Soldiers love a general not because of how he parts his hair, but because he can win battles. President Wilson has produced the impression that he can win battles. It is that that interests him; not the buttons on his coat, nor to have the people holler when they see him. He cannot win any battle without plenty of help. How does he get the help? Is it by close attention to details of deportment?

Not at all. His deportment is agreeable so far as known, but it does not seem to be his chief concern.

Is it by extreme solicitude to avoid small mistakes and ingratiate all influential persons?

No. He makes his share of small mistakes and sometimes scandalizes the influential, but it does not seem to matter.

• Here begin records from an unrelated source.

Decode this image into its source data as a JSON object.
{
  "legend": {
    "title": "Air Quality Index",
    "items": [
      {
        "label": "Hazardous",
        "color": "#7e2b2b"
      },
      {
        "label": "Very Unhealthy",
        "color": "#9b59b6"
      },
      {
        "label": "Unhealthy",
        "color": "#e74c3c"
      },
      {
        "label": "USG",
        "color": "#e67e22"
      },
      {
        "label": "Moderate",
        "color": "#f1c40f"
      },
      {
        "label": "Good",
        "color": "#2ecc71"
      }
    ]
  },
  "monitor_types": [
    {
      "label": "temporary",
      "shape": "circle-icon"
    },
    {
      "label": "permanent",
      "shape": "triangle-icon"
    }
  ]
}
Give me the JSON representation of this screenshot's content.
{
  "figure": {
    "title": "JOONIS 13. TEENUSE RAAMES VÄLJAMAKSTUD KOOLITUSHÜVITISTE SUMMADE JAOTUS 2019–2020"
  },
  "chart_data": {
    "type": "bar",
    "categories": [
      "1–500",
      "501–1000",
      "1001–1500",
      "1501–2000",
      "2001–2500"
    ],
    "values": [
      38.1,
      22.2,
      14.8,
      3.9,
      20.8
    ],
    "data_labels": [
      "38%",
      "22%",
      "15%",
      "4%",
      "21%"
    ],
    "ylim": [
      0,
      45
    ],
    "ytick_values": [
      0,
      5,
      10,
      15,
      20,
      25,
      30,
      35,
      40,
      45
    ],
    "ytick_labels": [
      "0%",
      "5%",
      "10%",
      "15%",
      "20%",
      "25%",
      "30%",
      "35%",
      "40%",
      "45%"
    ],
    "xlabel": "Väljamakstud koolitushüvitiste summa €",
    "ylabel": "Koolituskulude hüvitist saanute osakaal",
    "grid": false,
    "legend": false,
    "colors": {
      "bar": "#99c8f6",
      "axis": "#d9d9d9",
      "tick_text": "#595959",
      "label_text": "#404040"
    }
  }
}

He gets help because he seems to be worth helping; because he gives his mind not to the retention of power, but to the use of it in accomplishing what he was chosen to accomplish. He has signed a tariff bill. That was one great battle won. He had to have splendid support to win it, but he got the support. Has he rested on that victory? Not a minute. Now it is the currency bill and it will be that until he signs a currency bill that will satisfy the country. Then it will be the trusts, and the Lord knows what.

But it is safe to bet that Mr. Wilson also knows what. He has thought out a great many problems of government. He will always know of things that ought to be done to improve the life of the people, and he will always have a program for doing the next thing on his list, and will always push it as hard as seems to him practicable and, probably, much harder than will seem expedient to most observers. He has shown himself to be a great driving force, and the kind of one that gains ground because of the forces that he can carry with him. What he is after will always be as clear as he can make it, and it will be important, and those that are for it will be confident that they will get it if they win, and those that are against it will know what they are against. There is a good prospect for clean political and economic issues in this country for some time to come; issues about which people will have to think, and on which they will divide. The question is going to be how much improvement the country can stand in a given time. The patient is on the operating table. No doubt he needs to have a good deal done, but if his pulse begins to sink, off he will have to come, and wait until he gets stronger. Otherwise the disposition is to make a new man of him and do it now.

And so, small matters are not going to make so much difference as they might if less important changes were imminent. It may be true that the trousers of all the cabinet bag at the knees, but nobody cares much. Mr. Bryan may talk in the Chautauqua circuit, and do lots of other unusual things, Mr. McAdoo's department may make mistakes in its income-tax circulars, Mr. Daniels may behave at times too much like Mr. Daniels, Mr. McReynolds's young men may show a too voluble zeal in prosecution, but it will be a mistake to expand occurrences of that size into evidences of administrative failure. Cromwell had a wart on his nose, but still was esteemed an efficient man. His trousers would undoubtedly have bagged at the knees if he had worn trousers, but his statue stands at last by the Parliament House in London.

President Wilson's administration is likely to win or lose on wagers of considerable size. It may be a good administration or it may be a bad one, but there is no sign or symptom that it is going to be a piker.